Он же — Кожевников — помог мне с командировкой на рыбацкие суда в Исландию и Гренландию. С ним, с Борисом Слуцким, Николаем Чуковским и Виктором Борисовичем Шкловским (Шкловский к нам приехал только в один город — в Минск) ездили выступать по телевидению в Гомель, в Минск и в Ригу.
Помню, мы как-то ходили с Вадимом по маленьким улочкам, и он мне рассказывал, как он был здесь, в Риге, чуть ли не в 1927 или в 1926 году с командой боксеров — первое впечатление меня не обмануло: я сам, как бывший боксер, увидел в нем тоже боксера, только более высокой квалификации.
Рассказывал он, как их возили в автобусе, никуда не отпуская.

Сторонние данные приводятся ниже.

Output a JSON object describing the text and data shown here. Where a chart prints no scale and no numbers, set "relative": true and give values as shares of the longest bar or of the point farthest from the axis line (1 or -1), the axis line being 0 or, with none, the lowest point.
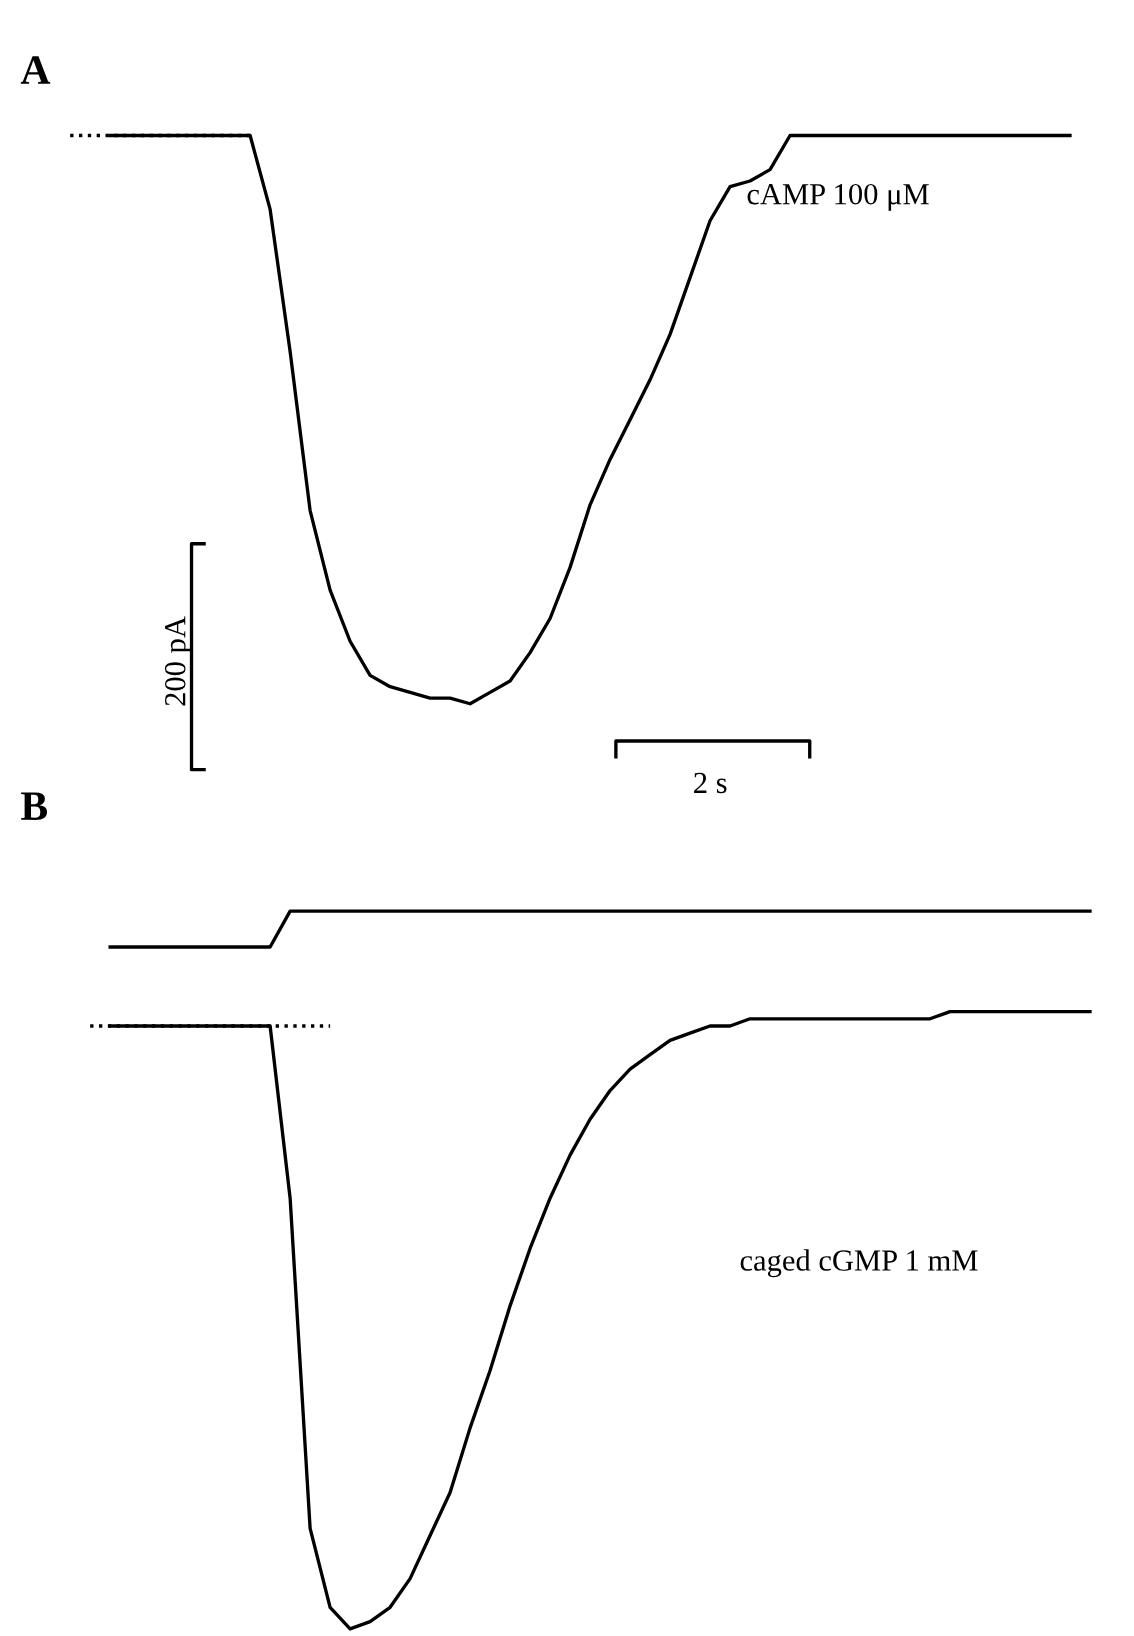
{
  "chart_data": [
    {
      "type": "line",
      "title": "A",
      "relative": true,
      "tick_labels": false,
      "annotations": [
        "cAMP 100 μM",
        "200 pA",
        "2 s"
      ],
      "categories": [
        null,
        null,
        null,
        null,
        null,
        null,
        null,
        null,
        null,
        null,
        null,
        null,
        null,
        null,
        null,
        null,
        null,
        null,
        null,
        null,
        null,
        null,
        null,
        null,
        null,
        null,
        null,
        null,
        null,
        null,
        null,
        null,
        null,
        null,
        null,
        null,
        null,
        null,
        null,
        null,
        null,
        null,
        null,
        null,
        null,
        null,
        null,
        null,
        null,
        null,
        null,
        null
      ],
      "series": [
        {
          "color": "#000000",
          "line_style": "dotted",
          "values": [
            1,
            1,
            1,
            1,
            1,
            1,
            1,
            1,
            1,
            1,
            null,
            null,
            null,
            null,
            null,
            null,
            null,
            null,
            null,
            null,
            null,
            null,
            null,
            null,
            null,
            null,
            null,
            null,
            null,
            null,
            null,
            null,
            null,
            null,
            null,
            null,
            null,
            null,
            null,
            null,
            null,
            null,
            null,
            null,
            null,
            null,
            null,
            null,
            null,
            null,
            null,
            null
          ]
        },
        {
          "color": "#000000",
          "line_style": "solid",
          "values": [
            null,
            null,
            1,
            1,
            1,
            1,
            1,
            1,
            1,
            1,
            0.87,
            0.62,
            0.34,
            0.2,
            0.11,
            0.05,
            0.03,
            0.02,
            0.01,
            0.01,
            0,
            0.02,
            0.04,
            0.09,
            0.15,
            0.24,
            0.35,
            0.43,
            0.5,
            0.57,
            0.65,
            0.75,
            0.85,
            0.91,
            0.92,
            0.94,
            1,
            1,
            1,
            1,
            1,
            1,
            1,
            1,
            1,
            1,
            1,
            1,
            1,
            1,
            1,
            null
          ]
        }
      ]
    },
    {
      "type": "line",
      "title": "B",
      "relative": true,
      "tick_labels": false,
      "annotations": [
        "caged cGMP 1 mM"
      ],
      "categories": [
        null,
        null,
        null,
        null,
        null,
        null,
        null,
        null,
        null,
        null,
        null,
        null,
        null,
        null,
        null,
        null,
        null,
        null,
        null,
        null,
        null,
        null,
        null,
        null,
        null,
        null,
        null,
        null,
        null,
        null,
        null,
        null,
        null,
        null,
        null,
        null,
        null,
        null,
        null,
        null,
        null,
        null,
        null,
        null,
        null,
        null,
        null,
        null,
        null,
        null,
        null
      ],
      "series": [
        {
          "color": "#000000",
          "line_style": "solid",
          "values": [
            null,
            0.95,
            0.95,
            0.95,
            0.95,
            0.95,
            0.95,
            0.95,
            0.95,
            0.95,
            1,
            1,
            1,
            1,
            1,
            1,
            1,
            1,
            1,
            1,
            1,
            1,
            1,
            1,
            1,
            1,
            1,
            1,
            1,
            1,
            1,
            1,
            1,
            1,
            1,
            1,
            1,
            1,
            1,
            1,
            1,
            1,
            1,
            1,
            1,
            1,
            1,
            1,
            1,
            1,
            1
          ]
        },
        {
          "color": "#000000",
          "line_style": "dotted",
          "values": [
            0.84,
            0.84,
            0.84,
            0.84,
            0.84,
            0.84,
            0.84,
            0.84,
            0.84,
            0.84,
            0.84,
            0.84,
            0.84,
            null,
            null,
            null,
            null,
            null,
            null,
            null,
            null,
            null,
            null,
            null,
            null,
            null,
            null,
            null,
            null,
            null,
            null,
            null,
            null,
            null,
            null,
            null,
            null,
            null,
            null,
            null,
            null,
            null,
            null,
            null,
            null,
            null,
            null,
            null,
            null,
            null,
            null
          ]
        },
        {
          "color": "#000000",
          "line_style": "solid",
          "values": [
            null,
            0.84,
            0.84,
            0.84,
            0.84,
            0.84,
            0.84,
            0.84,
            0.84,
            0.84,
            0.6,
            0.14,
            0.03,
            0,
            0.01,
            0.03,
            0.07,
            0.13,
            0.19,
            0.28,
            0.36,
            0.45,
            0.53,
            0.6,
            0.66,
            0.71,
            0.75,
            0.78,
            0.8,
            0.82,
            0.83,
            0.84,
            0.84,
            0.85,
            0.85,
            0.85,
            0.85,
            0.85,
            0.85,
            0.85,
            0.85,
            0.85,
            0.85,
            0.86,
            0.86,
            0.86,
            0.86,
            0.86,
            0.86,
            0.86,
            0.86
          ]
        }
      ]
    }
  ]
}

Рассказывал он мне потом прекрасную историю и о том, как он был в Турции, и о том, как он был в Константинополе, и о том, как он потом, в 1945 г., был в Италии, выполняя роль не только журналиста, но и крупного военного разведчика. Рассказывал о том, как ему было трудно и интересно работать в Китае, где он занимал ответственнейший пост заместителя политического представителя в Китае.